|So many ways to smell like a prostitute, so little time...|
I feel sorry for Britney Spears. Her cologne is on the sale shelf at Wal-Mart, in a box that’s consistently dented, and even the Christmas gift pack presentation can’t take away from the fact that she looks like a trailer park skank.
Britney’s cologne, called “Fantasy,” is on that shelf at discount stores that appears every Christmas. It’s full of gifts for the person you can’t think of anything to buy, the person you pulled in the gift exchange – again – and you’re tearing your hair out trying to find a personal hygiene item that you didn’t buy them last year.
The shelf has lots of good stuff.
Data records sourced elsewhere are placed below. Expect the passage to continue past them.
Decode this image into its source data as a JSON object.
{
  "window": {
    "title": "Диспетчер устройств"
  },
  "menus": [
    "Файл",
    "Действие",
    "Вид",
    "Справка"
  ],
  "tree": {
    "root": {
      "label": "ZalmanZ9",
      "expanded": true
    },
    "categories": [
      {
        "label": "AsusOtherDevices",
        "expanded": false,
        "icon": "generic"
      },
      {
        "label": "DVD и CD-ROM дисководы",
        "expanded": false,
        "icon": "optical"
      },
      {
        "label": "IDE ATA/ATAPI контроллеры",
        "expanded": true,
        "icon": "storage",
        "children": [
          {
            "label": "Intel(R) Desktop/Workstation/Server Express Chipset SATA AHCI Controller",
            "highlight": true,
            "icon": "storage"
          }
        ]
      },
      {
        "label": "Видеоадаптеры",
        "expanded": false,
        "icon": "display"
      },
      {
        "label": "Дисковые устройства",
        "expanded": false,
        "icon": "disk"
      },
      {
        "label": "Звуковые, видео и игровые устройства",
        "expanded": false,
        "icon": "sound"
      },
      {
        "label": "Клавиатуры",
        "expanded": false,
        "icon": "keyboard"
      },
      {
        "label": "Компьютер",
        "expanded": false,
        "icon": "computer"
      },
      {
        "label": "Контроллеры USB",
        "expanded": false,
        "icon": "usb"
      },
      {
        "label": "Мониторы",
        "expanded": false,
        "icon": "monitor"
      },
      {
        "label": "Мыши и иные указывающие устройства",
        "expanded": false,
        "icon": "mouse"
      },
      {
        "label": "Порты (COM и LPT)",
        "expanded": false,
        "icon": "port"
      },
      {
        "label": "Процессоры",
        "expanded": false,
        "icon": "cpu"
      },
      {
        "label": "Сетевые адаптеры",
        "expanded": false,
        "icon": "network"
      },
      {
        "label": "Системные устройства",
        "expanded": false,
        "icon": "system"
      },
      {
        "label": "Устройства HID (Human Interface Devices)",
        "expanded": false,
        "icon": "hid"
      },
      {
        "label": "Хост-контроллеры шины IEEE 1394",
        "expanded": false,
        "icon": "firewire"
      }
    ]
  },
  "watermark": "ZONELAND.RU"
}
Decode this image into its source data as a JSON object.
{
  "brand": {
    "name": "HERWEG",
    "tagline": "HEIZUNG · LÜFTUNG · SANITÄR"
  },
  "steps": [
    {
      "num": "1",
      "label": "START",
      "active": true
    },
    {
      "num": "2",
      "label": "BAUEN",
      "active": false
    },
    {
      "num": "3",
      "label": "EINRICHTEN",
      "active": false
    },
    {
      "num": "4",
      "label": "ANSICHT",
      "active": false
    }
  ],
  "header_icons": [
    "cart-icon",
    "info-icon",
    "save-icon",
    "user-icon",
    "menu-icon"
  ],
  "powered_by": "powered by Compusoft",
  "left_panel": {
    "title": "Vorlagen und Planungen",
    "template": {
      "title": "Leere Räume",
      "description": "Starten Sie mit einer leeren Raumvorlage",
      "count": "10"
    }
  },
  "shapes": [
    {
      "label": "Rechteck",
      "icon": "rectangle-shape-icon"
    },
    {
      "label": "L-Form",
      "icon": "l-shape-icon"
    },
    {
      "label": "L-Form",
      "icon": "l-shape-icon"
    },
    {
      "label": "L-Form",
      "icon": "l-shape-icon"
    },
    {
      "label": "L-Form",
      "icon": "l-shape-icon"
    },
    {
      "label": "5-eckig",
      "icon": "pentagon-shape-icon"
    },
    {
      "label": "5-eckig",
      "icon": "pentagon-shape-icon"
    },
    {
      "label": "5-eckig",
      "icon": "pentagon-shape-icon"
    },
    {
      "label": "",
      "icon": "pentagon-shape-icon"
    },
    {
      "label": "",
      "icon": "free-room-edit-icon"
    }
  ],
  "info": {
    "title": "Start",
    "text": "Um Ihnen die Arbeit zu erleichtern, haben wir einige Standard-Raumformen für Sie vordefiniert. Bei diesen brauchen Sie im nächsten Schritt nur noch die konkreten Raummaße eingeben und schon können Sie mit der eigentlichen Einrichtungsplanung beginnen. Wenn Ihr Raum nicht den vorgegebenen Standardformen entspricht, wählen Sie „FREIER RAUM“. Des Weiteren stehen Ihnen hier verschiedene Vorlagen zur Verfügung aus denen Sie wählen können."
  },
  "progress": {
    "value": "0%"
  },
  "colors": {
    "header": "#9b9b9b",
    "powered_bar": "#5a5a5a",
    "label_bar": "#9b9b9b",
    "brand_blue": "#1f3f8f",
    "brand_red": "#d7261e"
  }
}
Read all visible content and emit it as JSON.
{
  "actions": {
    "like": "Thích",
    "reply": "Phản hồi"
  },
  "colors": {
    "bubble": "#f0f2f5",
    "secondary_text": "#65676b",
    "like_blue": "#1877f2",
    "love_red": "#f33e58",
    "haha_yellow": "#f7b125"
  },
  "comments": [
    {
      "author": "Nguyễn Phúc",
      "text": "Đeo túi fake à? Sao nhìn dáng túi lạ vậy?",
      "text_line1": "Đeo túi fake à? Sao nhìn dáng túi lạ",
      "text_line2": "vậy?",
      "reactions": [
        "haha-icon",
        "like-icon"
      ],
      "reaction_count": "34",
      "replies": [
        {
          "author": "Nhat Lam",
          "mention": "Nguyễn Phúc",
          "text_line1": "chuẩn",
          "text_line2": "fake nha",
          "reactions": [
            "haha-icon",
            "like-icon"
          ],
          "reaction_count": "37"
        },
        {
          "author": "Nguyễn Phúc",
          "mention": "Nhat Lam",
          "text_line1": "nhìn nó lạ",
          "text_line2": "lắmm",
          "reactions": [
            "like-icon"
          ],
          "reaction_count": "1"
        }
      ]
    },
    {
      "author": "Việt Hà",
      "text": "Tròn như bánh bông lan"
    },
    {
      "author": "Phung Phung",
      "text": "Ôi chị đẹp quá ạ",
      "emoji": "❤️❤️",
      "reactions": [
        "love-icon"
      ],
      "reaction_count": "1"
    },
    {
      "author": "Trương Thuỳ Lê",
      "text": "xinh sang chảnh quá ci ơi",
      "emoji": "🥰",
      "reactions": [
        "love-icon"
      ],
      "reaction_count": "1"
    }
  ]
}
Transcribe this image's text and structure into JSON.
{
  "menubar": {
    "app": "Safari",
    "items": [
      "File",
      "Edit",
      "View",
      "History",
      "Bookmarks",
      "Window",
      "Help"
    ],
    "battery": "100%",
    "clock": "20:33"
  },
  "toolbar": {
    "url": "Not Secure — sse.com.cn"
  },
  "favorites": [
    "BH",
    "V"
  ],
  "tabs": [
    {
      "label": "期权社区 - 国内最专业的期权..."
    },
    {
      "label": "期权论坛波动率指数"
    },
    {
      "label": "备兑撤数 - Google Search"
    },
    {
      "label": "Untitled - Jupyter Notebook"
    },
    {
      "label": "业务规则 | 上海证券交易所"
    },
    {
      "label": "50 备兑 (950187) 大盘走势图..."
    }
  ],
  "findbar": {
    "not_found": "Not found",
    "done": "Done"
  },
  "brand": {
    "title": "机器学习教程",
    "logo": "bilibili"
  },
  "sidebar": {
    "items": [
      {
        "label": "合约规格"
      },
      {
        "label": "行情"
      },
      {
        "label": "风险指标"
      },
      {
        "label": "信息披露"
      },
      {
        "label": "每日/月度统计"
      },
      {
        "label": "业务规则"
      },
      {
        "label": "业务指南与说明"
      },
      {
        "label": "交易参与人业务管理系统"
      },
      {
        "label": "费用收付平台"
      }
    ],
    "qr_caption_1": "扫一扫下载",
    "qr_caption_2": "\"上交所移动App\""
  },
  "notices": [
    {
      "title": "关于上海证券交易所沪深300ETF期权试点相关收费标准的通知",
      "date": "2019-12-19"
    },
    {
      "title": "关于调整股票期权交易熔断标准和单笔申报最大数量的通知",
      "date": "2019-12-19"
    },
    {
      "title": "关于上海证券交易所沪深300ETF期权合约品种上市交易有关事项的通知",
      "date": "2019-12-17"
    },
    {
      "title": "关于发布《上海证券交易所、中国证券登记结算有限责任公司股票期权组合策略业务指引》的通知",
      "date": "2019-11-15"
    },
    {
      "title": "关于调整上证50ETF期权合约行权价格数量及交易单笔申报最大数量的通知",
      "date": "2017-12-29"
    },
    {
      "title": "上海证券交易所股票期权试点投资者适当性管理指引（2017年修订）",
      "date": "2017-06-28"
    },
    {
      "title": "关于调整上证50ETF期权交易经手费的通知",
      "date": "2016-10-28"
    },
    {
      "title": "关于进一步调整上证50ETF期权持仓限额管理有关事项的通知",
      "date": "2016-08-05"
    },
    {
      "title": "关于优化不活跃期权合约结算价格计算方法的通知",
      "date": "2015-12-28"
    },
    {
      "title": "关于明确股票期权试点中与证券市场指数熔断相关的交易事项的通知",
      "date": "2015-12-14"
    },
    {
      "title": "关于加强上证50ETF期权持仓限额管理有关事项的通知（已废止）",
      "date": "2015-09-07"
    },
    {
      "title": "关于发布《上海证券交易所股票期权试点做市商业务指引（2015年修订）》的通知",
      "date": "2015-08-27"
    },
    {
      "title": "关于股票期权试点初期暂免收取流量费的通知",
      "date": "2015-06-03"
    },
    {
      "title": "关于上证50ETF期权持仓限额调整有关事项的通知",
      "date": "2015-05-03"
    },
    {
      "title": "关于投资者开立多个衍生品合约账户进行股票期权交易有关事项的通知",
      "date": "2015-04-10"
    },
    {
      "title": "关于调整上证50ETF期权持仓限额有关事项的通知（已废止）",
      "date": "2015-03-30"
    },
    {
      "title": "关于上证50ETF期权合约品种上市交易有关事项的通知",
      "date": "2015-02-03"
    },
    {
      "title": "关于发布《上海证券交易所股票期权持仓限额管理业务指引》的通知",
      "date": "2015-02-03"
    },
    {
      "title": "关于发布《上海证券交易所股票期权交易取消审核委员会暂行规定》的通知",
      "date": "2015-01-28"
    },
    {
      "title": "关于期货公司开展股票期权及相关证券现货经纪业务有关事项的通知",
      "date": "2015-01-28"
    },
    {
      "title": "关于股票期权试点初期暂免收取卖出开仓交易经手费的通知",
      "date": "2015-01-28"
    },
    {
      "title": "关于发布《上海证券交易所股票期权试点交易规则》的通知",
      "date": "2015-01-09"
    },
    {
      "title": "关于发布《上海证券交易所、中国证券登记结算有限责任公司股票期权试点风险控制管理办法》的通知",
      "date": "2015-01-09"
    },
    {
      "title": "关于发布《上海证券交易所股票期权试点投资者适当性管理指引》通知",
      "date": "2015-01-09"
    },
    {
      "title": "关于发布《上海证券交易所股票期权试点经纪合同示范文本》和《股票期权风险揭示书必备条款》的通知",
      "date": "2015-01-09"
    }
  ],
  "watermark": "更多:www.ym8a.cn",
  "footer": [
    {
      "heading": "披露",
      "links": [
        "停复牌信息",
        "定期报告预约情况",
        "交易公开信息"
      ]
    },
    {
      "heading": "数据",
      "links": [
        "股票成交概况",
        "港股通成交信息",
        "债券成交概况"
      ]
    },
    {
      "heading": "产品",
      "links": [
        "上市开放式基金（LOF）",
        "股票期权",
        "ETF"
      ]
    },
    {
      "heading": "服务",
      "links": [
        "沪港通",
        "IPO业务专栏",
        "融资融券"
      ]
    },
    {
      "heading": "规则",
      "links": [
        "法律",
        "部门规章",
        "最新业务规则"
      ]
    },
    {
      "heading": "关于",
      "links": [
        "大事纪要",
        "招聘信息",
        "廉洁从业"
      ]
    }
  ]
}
Foot massagers, shaving cream heaters, vibrating back scratchers, and lots and lots of cologne, all in gift boxes and some including heart necklaces, small teddy bears or, for the men, commemorative toy cars.
Britney’s in good company. On the shelf with her are Shania Twain’s cologne “Shania,” Celine Dion’s “Belong” and Liz Taylor’s “Passion,” “White Diamonds,” “Black Pearls,” Diamonds & Emeralds,” “Diamonds & Rubies,” “Diamonds & That Round Piece of Plastic In Mood Rings” . . . need I go on?
What do these four chicks have in common? What sets them apart from the A-listers whose perfumes are in much better settings than on a shelf at Wal-Mart? And by that, of course, I mean, in the locked glass cabinet at Wal-Mart.
Sarah Jessica Parker poses for her perfume, “Covet,” in a white strapless evening gown with black gloves up to her pits and an unexplained unmatching navy blue ribbon floating from her back. Get a grip, Sar. You’re a big star. Pick a better outfit and run a comb through your hair.
Who decides whether a woman is enough of a diva that she gets her own smell? And how do they pick the names? At a Hollywood coke party? Mariah Carey’s perfume is called “M.” Gwen Stefani has an “L.” (It’s part of her L.A.M.B. series and according to the Macy’s ad I just got in the mail, it comes in an All Over Me Body Lotion. (I guess I’m supposed to put it all over me body.) Patti LaBelle has “Girlfriend.” Jennifer Lopez has “Live.” (I don’t know if that’s “Live” as in “I’ll let you live” or “Live” as in “We’ve got a live one here, Hank.”)
Then there are the men. Usher, Sean John (now on his fourth name) and Carlos Santana all have colognes, body lotions and body washes.
And these are just the singers. Every model, fashion designer and purse maker in New York has his own line of smells. Who, by the way, is Tommy Bahama? And what’s his smell? I’m thinking that beachy mix of tropical suntan lotion and fat-man sweat.
There are so many people who are inventing perfume scents that eventually they’re bound to run out of good smells. Someone’s gonna get stuck with new car, Afro Sheen, and broiled fish.
Danielle Steele, Michael Jordan, Joan Collins, and lots of French people whose names I can’t pronounce also have their own perfumes. And according to the Associated Press, next out of the gate will be none other than Marilyn Manson.
Now that’s a Wal-Mart gift pack just waiting to happen.